Sliding blocks on an inclined plane

[Fanta]

Homework Statement

Two blocks of mass m1 = 1kg and m2 = 2kg, connected through a rope, slide across an inclined plane with inclination of

$$\theta = \frac{\pi}{6}$$

The friction coefficient equals 0.5

3.1 Calculate the total work done by the friction force that acts on the first block after it has moved 1m along the inclined plane.
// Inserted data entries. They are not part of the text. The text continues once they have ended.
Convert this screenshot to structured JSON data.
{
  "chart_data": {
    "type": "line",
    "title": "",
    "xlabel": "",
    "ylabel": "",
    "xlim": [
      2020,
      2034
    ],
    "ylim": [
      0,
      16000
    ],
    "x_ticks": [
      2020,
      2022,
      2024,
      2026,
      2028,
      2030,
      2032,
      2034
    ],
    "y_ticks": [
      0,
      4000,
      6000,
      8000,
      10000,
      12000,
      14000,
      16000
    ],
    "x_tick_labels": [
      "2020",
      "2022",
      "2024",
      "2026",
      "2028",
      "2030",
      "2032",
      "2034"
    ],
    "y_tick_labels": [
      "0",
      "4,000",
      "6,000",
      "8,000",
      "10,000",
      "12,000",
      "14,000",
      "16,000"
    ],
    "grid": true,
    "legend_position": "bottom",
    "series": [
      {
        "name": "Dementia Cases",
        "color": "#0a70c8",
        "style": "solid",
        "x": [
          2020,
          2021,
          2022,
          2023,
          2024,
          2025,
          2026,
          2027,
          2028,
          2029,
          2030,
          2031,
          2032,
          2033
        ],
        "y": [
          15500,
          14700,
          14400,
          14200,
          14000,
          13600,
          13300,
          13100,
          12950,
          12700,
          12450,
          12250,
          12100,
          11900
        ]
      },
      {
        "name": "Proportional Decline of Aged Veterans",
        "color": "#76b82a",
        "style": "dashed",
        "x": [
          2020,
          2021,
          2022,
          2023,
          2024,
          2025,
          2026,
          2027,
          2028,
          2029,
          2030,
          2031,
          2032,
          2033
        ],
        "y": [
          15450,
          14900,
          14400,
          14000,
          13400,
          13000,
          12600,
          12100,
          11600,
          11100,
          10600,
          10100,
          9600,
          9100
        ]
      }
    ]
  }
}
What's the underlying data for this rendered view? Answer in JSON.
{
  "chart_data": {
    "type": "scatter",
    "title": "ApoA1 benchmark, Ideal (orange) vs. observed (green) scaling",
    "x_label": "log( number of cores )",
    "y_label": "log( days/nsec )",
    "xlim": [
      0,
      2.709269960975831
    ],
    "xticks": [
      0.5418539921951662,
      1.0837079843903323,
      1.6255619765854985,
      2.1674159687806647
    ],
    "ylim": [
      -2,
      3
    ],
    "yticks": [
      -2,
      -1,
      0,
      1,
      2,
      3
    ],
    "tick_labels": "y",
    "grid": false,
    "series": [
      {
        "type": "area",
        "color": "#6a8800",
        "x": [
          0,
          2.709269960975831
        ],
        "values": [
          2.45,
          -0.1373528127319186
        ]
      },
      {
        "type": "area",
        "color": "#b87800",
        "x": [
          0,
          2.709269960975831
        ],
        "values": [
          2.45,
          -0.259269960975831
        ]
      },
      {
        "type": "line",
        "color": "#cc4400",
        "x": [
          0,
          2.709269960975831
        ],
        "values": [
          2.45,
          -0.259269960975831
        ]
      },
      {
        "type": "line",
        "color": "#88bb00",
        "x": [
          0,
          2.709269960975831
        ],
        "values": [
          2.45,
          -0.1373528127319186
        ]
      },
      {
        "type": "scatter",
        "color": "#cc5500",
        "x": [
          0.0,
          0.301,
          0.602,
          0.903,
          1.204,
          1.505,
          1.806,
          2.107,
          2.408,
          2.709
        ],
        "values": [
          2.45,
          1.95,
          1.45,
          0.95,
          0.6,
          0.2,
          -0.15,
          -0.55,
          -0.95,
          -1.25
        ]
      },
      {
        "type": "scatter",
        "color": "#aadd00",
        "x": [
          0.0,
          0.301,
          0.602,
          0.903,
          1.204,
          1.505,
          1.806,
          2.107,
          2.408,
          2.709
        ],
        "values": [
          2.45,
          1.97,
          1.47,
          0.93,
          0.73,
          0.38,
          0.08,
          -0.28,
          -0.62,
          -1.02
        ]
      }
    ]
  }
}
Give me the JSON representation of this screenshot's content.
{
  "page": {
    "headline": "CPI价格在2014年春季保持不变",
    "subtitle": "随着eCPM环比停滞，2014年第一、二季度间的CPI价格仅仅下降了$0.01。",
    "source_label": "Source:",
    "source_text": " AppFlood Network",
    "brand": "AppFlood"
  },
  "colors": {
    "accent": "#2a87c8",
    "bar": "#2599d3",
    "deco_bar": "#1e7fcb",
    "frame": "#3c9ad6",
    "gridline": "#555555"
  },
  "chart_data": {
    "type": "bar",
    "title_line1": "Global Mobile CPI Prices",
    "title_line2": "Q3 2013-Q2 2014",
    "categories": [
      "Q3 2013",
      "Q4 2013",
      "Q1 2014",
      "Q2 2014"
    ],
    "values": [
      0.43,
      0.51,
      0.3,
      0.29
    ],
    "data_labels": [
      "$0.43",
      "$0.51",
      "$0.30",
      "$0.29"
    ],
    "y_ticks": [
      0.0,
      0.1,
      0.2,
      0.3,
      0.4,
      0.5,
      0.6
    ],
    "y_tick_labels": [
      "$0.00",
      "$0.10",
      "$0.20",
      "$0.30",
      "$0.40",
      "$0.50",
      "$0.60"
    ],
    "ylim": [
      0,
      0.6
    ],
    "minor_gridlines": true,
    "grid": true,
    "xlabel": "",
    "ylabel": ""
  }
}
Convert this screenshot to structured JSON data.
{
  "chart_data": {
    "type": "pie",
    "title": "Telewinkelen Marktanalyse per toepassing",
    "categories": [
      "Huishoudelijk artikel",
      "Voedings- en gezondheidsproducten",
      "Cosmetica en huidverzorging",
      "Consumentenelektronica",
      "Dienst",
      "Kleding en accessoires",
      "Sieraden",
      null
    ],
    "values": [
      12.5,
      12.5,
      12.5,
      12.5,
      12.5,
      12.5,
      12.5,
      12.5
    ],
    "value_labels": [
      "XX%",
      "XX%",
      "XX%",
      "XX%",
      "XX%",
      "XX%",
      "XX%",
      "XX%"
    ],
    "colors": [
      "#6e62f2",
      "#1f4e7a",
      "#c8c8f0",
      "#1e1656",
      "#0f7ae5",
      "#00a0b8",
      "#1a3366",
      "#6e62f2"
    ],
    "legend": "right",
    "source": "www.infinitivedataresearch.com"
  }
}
3.2 Determine the accelaration of the system and the rope tension.

Homework Equations

$$\theta = \frac{\pi}{6}$$

$$\mu = 0.5$$

$$F_{f} = \m \cdot u \cdot N$$

$$F = m \cdot a$$

g = 9.81

The Attempt at a Solution

3.1 -

To calculate the friction force in the first block, i think we don't have to consider the second block, so:

$$F_{f} = \mu \cdot N$$

$$N = m_{1} \cdot g \cdot cos \theta$$

$$F_{f} = \mu \cdot m_{1} \cdot g \cdot cos \theta$$

then we multiply that for the displacement (1m), and we get the work.

Is this correct?

3.2 Determine the acceleration of the system and the rope tension.

First, to determine the acceleration, I considered the whole system as a whole. So, consideing only external forces, I sum the masses 1 and 2, giving me M -> mass of the whole system.

$$Fr = F_{gx} - F{f}$$

$$M \times a = (M g sin \theta) - (M g cos \theta)$$

$$a = \frac{(M g sin \theta) - (M g cos \theta)}{M}$$

now, for the tension:

$$F{r1} = (m{1} g sin \theta) - (m{1} g cos \theta)$$

$$F{r2} = (m{2} g sin \theta) - (m{2} g cos \theta)$$

$$Tension = F{r2} - F{r1}$$

Is everything right?

 

[anathema]

I would like to clarify a few things in your solution.

3.1 - Your approach to calculating the work done by friction is correct. However, I would like to mention that the friction force will depend on the normal force, which in turn depends on the weight of both blocks. So, it is important to consider the weight of both blocks in your calculation.

3.2 - Your approach to determining the acceleration of the system is correct, but I would like to mention that the mass of the system should be the sum of both blocks, not just the external forces. So, the equation should be M = m1 + m2. Additionally, you have used the same value for g in both the numerator and denominator, which is incorrect. The correct equation should be:

a = (g sin theta - u g cos theta)/(m1 + m2)

For the tension, your approach is correct, but I would like to mention that the tension in the rope will be the same for both blocks, as they are connected by the same rope. So, the equation should be:

Tension = F{r2} = F{r1} = m1 g sin theta - m1 g cos theta

Overall, your approach is correct, but it is important to be careful with the values and equations used. I hope this helps in your solution.

 

[kerimek]

Overall, your approach and equations seem to be correct. However, there are a few points that can be clarified or improved upon.

3.1 - Your approach to calculating the work done by the friction force on the first block is correct. However, you should also consider the work done by the gravitational force on the first block, which is equal to m1gcosθ multiplied by the displacement (1m). The total work done on the first block would be the sum of these two values.

3.2 - Your approach to calculating the acceleration of the system is correct. However, you should also consider the tension in the rope when calculating the acceleration. The tension in the rope is equal to the sum of the forces acting on the second block (m2gcosθ) and the friction force on the first block (μm1gcosθ). This tension will also contribute to the acceleration of the system.

Additionally, for the tension calculation, you should use the net force on the second block (m2gcosθ) instead of the individual forces (m2gsinθ and m2gcosθ).

Overall, your approach is correct, but it would be helpful to include all relevant forces and their contributions to the system's acceleration and work done.